Sumber Foto: Dok. Palo Alto Networks.
info Atur ukuran teks artikel ini untuk mendapatkan pengalaman membaca terbaik.
Jakartahitz.com, Jakarta – Perusahaan keamanan siber global, Palo Alto Networks, mengumumkan telah merampungkan akuisisi Portkey, perusahaan pelopor teknologi AI Gateway. Langkah ini dilakukan untuk memperkuat kapabilitas keamanan kecerdasan buatan melalui platform Prisma AIRS.
Dalam keterangan resminya, Palo Alto Networks menjelaskan bahwa akuisisi tersebut menjadikan teknologi AI Gateway milik Portkey sebagai control plane utama yang memungkinkan perusahaan memantau, mengorkestrasi, dan mengelola agen AI otonom dalam skala besar.
Seiring meningkatnya penggunaan agen AI yang mampu mengambil keputusan secara mandiri, perusahaan menghadapi tantangan baru berupa kesenjangan kepercayaan (trust gap). Risiko yang muncul meliputi tindakan tidak sah, kebocoran data, hingga biaya operasional yang sulit dikendalikan.
AI Gateway hadir sebagai sistem pusat untuk mengelola seluruh lalu lintas AI. Teknologi ini memungkinkan organisasi mengarahkan permintaan ke model AI yang paling sesuai, memantau penggunaan token untuk mengendalikan biaya, serta memberikan perlindungan secara real-time terhadap potensi ancaman.
Chief Product & Technology Officer Palo Alto Networks, Lee Klarich, mengatakan pihaknya ingin membantu perusahaan mengadopsi teknologi AI terbaru tanpa harus menghadapi kompleksitas integrasi berbagai solusi keamanan.
“Kami menghadirkan platform yang tetap berada di garis depan inovasi melalui kombinasi yang terencana antara pengembangan internal dan akuisisi strategis,” ujar Lee Klarich dalam keterangan tertulis, Kamis (5/6/2026).

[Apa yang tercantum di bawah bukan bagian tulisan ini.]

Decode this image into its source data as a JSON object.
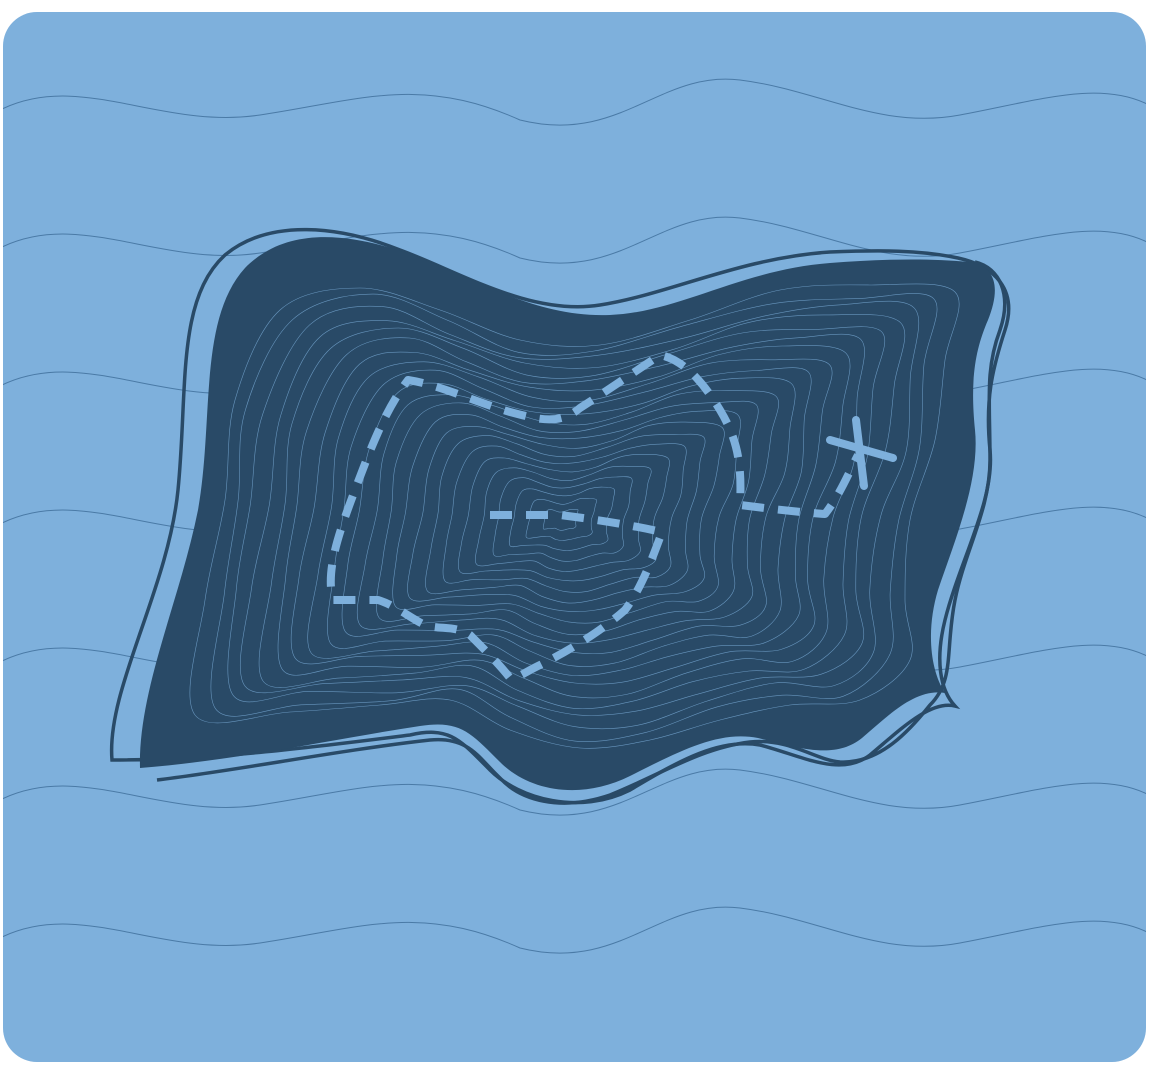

Menurut Lee, integrasi Portkey ke dalam Prisma AIRS memungkinkan pelanggan mengadopsi kapabilitas AI dengan lebih cepat dan aman tanpa perlu mengelola berbagai sistem keamanan secara terpisah.
Sementara itu, CEO dan Co-Founder Portkey, Rohit Agarwal, menyebut akuisisi tersebut bertujuan menjembatani kesenjangan kepercayaan yang selama ini menghambat adopsi AI di berbagai sektor.
“Kami bergabung dengan Palo Alto Networks untuk membantu perusahaan meningkatkan penggunaan AI dari tahap uji coba hingga menjadi bagian inti dari operasional bisnis tanpa mengorbankan keamanan maupun keandalan,” kata Rohit.
Melalui integrasi ini, Palo Alto Networks akan memperkuat sejumlah layanan keamanan AI, mulai dari keamanan runtime, identitas agen AI melalui Idira, hingga observabilitas AI melalui Chronosphere.